Die bekannten palliativen Einsatzmöglichkeiten von medizinischem Cannabis, etwa zur Linderung von Übelkeit, Schmerzen und Appetitlosigkeit, werden ebenfalls in der Arbeit erwähnt, stehen jedoch nicht im Zentrum der dargestellten Analyse.
5. Neurologische Erkrankungen: Wie das Endocannabinoid-System ins zentrale Nervensystem eingreift

Neurodegenerative Erkrankungen wie Alzheimer, Parkinson, Multiple Sklerose (MS) und epileptische Anfallsleiden sind durch den fortschreitenden Verlust von Nervenzellen gekennzeichnet. Die Autoren der Studie analysieren präklinische Untersuchungen, die darauf hinweisen, dass das Endocannabinoid-System (ECS) eine zentrale Rolle bei neuroinflammatorischen Prozessen, der Neurogenese und dem Schutz neuronaler Strukturen spielen könnte.
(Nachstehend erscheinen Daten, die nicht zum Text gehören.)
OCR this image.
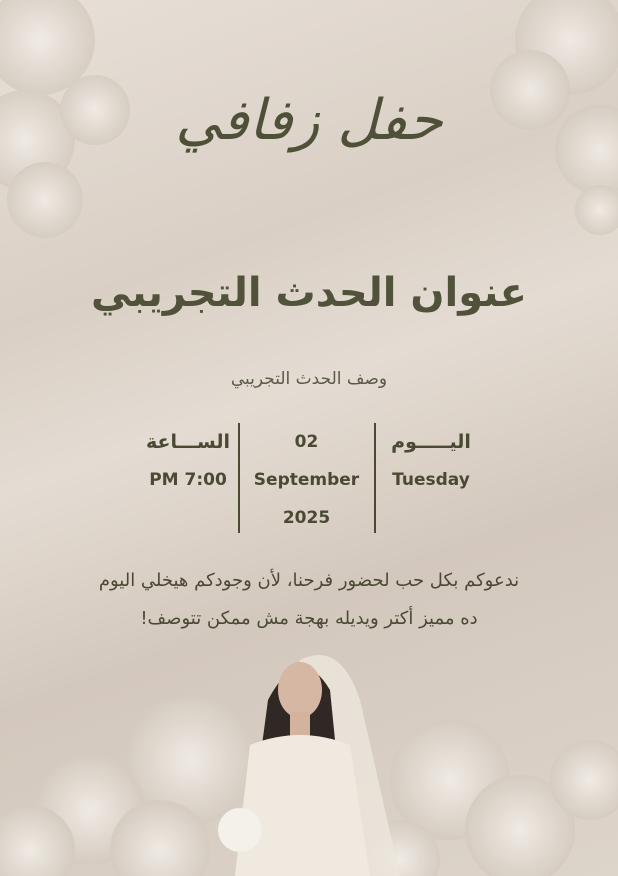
حفل زفافي
عنوان الحدث التجريبي
وصف الحدث التجريبي
اليـــــوم
Tuesday
02
September
2025
الســـاعة
PM 7:00
ندعوكم بكل حب لحضور فرحنا، لأن وجودكم هيخلي اليوم
ده مميز أكتر ويديله بهجة مش ممكن تتوصف!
„Cannabinoids are known to play a role in the modulation of inflammation (neuroinflammation), along with providing and enhancing neuroprotection.“
CBD und der Schutz des Nervensystems
In mehreren Tiermodellen zeigte sich, dass Cannabidiol (CBD) eine schützende Wirkung auf das zentrale Nervensystem entfalten kann – insbesondere im Kontext von oxidativem Stress, Entzündungen und strukturellem Nervenzellverlust.
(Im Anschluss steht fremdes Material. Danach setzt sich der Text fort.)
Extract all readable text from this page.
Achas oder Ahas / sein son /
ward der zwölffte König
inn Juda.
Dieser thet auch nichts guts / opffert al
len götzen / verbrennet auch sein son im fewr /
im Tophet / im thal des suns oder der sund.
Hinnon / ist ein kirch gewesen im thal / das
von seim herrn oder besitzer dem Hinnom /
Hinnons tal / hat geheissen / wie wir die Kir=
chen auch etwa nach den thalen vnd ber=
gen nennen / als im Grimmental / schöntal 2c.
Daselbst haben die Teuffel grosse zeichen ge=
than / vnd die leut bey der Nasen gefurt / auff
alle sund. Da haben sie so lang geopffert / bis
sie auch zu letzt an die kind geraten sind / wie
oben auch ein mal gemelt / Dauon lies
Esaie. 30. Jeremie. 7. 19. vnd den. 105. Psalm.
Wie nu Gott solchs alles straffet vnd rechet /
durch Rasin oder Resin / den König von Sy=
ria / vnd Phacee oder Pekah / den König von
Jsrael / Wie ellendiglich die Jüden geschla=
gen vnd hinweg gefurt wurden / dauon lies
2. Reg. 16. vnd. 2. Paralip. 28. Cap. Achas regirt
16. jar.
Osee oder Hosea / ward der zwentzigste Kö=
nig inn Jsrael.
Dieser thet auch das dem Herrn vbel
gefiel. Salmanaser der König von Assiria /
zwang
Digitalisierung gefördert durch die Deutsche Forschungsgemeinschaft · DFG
„CBD demonstrated a neuroprotective role against neuroanatomical alterations in the hippocampus.“
In Mausmodellen mit ischämischem Schlaganfall, bei dem die Durchblutung des Gehirns durch ein Blutgerinnsel unterbrochen ist, konnte CBD die zerebrale Durchblutung (CBF) verbessern. Dieser Befund wurde in der Übersichtsarbeit mehrfach hervorgehoben:
„CBD increases cerebral blood flow (CBF), thereby reducing the risk of ischaemic strokes.“
Weitere präklinische Untersuchungen, die in der Übersichtsarbeit zusammengefasst werden, deuten darauf hin, dass CBD möglicherweise die Blut-Hirn-Schranke stabilisieren und entzündungsfördernde Zytokine im Gehirn senken kann.
„CBD... may exhibit neuroprotective effects in pathophysiology of ischaemic stroke... through antagonism of the serotonin (5HT3) receptor... and maintenance of the blood–brain barrier.“
Fachbegriffe erklärt:
- Neuroinflammation bezeichnet Entzündungsprozesse im zentralen Nervensystem.
- CBF (Cerebral Blood Flow) ist ein Maß für die Durchblutung des Gehirns.
- Blut-Hirn-Schranke (Blood–Brain Barrier, BBB) schützt das Gehirn vor Schadstoffen und Krankheitserregern im Blut.
Neurogenese und Gedächtnisleistung
Die Studie verweist zudem auf präklinische Hinweise, dass CBD die Bildung neuer Nervenzellen (Neurogenese) im Hippocampus fördern und strukturelle Schäden nach Stress oder THC-Exposition abmildern könnte.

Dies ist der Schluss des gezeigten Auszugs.